Golf is like a rollercoaster. Your friends guilt you into jumping on the ride, you reluctantly agree, you wait in line for a while before being plunged from heady heights to bowel-wrenching lows, ending back where you started, wobbly legged and dehydrated, unable to tell up from down, elated from eviscerated. But don’t take our long-winded theme-park analogy at face value. Just ask DP World Tour pro Daniel Gavins, who bounced back from a brutal quadruple-bogey at the Open de Espana overnight with an ace on the very next hole. Like we said, a rollercoaster.
Talk about the thrill of victory and the agony of defeat. Seconds after Gavins carded a likely weekend-killer eight holes into his tournament, he struck back with a good ol’ fashioned 1, bringing him right back to even-par for the day (where he finished the round). That’s pretty much the most disastrous score you’ll ever see a professional golfer card to the best that mathematics permits, all in the span of seconds. Somebody get Gavins a neck brace, because he’s gotta have some serious whiplash right now.

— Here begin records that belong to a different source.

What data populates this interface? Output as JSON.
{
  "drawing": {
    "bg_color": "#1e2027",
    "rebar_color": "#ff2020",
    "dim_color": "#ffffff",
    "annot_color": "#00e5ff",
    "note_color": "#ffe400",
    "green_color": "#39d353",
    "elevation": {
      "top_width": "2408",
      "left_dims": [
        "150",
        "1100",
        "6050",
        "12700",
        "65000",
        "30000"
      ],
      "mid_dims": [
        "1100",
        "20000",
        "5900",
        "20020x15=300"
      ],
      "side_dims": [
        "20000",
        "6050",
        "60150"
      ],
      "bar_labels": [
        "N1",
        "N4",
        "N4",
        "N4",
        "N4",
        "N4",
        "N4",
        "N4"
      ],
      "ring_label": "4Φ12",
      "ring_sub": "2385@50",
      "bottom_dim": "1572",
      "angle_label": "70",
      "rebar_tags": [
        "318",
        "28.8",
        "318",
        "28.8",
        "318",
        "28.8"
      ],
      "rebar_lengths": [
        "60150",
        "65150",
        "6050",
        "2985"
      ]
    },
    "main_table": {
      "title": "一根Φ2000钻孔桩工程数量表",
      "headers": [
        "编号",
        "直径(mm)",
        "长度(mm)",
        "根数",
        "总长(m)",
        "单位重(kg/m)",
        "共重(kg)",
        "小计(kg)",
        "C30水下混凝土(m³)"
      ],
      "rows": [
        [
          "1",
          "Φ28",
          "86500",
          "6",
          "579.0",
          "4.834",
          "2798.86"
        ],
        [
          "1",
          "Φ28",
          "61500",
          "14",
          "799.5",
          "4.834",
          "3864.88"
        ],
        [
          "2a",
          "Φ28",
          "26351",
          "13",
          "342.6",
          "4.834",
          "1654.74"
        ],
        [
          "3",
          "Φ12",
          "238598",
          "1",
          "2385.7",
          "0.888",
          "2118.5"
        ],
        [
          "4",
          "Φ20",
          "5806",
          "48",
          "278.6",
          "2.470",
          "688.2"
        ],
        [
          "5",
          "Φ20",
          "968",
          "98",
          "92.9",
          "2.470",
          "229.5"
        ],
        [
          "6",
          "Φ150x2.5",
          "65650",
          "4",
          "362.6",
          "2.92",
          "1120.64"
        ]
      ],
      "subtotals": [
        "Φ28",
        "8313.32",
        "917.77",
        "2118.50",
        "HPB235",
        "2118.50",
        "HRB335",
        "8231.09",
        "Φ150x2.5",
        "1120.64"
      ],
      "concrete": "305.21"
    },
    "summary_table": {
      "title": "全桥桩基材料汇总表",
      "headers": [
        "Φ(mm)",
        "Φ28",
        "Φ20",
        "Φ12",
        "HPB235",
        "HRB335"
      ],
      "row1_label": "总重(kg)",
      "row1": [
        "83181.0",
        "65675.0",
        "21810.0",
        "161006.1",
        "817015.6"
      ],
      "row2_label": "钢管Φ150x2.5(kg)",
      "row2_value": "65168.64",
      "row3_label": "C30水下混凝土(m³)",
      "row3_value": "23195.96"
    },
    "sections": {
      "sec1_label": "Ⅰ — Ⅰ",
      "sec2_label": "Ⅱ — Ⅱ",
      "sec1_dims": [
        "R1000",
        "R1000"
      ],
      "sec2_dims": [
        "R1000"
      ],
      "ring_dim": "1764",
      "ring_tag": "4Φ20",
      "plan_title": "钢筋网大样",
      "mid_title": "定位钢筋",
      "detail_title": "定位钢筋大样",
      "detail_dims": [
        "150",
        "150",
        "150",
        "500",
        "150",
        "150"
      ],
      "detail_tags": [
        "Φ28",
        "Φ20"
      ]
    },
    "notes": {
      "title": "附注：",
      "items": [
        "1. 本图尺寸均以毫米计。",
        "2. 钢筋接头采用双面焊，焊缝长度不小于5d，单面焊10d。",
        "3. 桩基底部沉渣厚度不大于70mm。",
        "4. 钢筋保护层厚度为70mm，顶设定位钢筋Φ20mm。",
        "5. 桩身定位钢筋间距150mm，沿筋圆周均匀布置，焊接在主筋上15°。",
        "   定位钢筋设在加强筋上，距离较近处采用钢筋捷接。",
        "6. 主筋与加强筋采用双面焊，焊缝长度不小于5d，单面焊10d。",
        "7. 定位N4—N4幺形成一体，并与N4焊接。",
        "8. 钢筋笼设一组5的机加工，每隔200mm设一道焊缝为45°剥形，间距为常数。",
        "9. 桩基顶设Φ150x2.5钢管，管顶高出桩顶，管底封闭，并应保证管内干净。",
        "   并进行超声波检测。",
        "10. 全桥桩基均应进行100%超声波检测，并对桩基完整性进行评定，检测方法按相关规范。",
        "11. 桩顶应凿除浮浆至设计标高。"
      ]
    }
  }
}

Not that he’ll be that surprised. That’s just golf and he’s played plenty of it, you know, given his chosen occupation and all. If Gavins (and countless other pros like him) can’t roll with the punches and accept that there are no vindictive golf gods out to smite you, only a swirling vortex of chaos, then they’re in the wrong line of work. Or on the wrong ride. Or whatever. I don’t know. I can’t keep up with all these metaphors.